Vibration analysis of higher-order nonlocal strain gradient plate via meshfree moving Kriging interpolation method

In this paper, a higher-order nonlocal strain gradient plate model combining nonlocal elasticity theory with strain gradient theory in the form of adding signs is constructed. The governing equation for the higher-order nonlocal strain gradient plate model is derived by Hamilton's principle.
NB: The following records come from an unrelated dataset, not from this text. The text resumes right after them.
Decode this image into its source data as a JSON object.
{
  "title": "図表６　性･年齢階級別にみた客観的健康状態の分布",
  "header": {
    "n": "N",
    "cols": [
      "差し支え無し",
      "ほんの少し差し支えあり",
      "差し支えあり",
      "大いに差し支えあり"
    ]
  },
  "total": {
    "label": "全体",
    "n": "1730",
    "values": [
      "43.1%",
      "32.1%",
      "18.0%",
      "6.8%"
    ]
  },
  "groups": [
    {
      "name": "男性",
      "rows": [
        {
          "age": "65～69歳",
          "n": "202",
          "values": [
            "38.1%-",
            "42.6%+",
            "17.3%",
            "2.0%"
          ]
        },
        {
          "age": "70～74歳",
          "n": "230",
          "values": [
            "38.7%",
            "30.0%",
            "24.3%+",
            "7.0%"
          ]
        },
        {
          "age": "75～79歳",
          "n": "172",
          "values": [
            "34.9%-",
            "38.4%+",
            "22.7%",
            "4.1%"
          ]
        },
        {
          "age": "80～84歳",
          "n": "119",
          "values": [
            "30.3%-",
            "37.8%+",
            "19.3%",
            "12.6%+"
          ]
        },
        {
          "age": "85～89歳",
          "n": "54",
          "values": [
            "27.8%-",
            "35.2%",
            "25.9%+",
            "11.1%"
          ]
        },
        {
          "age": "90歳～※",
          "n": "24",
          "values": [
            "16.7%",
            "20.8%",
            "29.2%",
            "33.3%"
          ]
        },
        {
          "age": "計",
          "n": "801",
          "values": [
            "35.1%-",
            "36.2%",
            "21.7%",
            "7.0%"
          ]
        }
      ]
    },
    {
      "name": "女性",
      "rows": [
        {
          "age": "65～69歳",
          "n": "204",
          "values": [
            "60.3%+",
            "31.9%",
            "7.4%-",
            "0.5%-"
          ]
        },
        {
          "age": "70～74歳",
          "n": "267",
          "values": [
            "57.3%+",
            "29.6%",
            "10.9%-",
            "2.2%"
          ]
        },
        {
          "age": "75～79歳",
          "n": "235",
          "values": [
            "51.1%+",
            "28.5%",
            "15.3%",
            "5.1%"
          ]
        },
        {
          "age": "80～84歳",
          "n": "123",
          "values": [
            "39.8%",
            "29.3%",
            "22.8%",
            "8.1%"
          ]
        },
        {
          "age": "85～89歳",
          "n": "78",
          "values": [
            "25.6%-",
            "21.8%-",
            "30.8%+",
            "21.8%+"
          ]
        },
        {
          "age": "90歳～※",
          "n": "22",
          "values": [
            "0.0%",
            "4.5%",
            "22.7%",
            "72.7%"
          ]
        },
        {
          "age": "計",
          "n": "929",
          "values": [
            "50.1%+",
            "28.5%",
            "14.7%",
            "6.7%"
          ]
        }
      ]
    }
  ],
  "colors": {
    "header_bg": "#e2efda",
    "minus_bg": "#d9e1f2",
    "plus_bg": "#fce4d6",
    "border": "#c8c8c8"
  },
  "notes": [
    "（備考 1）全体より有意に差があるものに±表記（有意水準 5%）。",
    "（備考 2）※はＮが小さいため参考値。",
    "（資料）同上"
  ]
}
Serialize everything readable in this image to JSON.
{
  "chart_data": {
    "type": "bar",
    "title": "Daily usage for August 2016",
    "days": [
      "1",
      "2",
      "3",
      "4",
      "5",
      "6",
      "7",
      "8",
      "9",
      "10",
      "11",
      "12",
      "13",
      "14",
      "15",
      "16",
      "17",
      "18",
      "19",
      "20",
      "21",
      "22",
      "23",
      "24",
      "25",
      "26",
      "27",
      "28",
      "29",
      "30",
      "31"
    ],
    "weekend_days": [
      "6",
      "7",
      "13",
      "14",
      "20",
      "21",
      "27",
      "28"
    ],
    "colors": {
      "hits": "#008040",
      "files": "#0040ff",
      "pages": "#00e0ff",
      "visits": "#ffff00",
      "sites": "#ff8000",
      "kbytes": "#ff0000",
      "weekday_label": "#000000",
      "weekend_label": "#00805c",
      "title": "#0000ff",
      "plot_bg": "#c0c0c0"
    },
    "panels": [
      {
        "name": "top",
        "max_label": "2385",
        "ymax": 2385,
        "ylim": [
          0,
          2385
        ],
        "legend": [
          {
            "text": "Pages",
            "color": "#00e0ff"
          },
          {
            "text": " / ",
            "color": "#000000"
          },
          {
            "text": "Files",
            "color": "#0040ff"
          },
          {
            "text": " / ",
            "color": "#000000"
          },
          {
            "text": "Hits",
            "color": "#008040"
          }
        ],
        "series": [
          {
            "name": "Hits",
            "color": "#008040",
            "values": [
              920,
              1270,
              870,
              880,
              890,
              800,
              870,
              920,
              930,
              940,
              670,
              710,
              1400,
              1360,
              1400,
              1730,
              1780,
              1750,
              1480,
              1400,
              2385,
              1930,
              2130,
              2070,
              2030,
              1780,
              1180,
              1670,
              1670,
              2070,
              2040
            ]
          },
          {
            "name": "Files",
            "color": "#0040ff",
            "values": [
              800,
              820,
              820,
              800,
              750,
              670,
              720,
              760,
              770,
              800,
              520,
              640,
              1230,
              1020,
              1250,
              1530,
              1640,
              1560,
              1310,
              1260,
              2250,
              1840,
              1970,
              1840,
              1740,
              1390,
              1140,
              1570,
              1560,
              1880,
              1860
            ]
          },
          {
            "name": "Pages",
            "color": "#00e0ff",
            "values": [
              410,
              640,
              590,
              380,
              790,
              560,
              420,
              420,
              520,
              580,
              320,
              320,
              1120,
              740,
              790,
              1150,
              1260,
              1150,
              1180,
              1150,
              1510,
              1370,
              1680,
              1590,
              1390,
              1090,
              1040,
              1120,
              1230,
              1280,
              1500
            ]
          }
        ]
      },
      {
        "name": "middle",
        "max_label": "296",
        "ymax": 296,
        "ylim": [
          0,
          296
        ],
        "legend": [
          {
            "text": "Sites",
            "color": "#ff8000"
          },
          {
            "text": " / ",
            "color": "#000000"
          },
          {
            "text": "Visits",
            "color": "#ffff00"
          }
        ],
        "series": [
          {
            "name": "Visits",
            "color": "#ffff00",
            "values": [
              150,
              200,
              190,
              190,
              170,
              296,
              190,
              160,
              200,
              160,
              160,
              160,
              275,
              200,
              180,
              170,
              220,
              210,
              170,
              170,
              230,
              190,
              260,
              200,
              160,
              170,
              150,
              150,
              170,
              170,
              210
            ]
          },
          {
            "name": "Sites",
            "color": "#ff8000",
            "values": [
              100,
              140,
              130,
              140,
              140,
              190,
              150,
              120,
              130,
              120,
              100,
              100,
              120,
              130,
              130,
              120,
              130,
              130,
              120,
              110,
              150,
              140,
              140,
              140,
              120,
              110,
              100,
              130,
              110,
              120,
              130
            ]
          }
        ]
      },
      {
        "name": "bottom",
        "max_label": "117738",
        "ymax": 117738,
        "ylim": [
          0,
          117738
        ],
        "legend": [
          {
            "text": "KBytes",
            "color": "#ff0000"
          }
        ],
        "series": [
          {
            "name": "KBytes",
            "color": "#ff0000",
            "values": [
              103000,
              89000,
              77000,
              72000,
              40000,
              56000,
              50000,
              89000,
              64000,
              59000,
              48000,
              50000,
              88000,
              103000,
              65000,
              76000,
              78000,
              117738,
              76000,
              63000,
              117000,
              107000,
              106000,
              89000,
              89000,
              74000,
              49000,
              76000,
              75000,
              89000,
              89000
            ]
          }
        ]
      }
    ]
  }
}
Two higher-order parameters with nonlocal stress and strain gradient are introduced here to explain the size effect and dispersive behaviour. The meshfree moving Kriging interpolation method is utilized to address the frequency of higher-order nonlocal strain gradient plate under complicated boundary conditions. Nonlocal elasticity theory, strain gradient theory in the form of add signs and minus signs on the effect of frequency are compared by degenerating the higher-order nonlocal strain gradient plate model. The other goal of this paper is to compare the present model with higherorder nonlocal strain gradient theory in the form of minus signs on the effect of frequency. It is shown that these two items can describe the size effect well. The present method can also produce lower natural frequencies corresponding to ultrahigh-order mode shapes and applied in a discrete medium.

Automated summary

This paper proposes a higher-order nonlocal strain gradient plate model that combines nonlocal elasticity theory with strain gradient theory. The model is derived using Hamilton's principle and introduces two higher-order parameters to explain the size effect and dispersive behavior. The meshfree moving Kriging interpolation method is used to calculate the frequency under complicated boundary conditions. The effectiveness of the model is demonstrated by comparing it with other theories.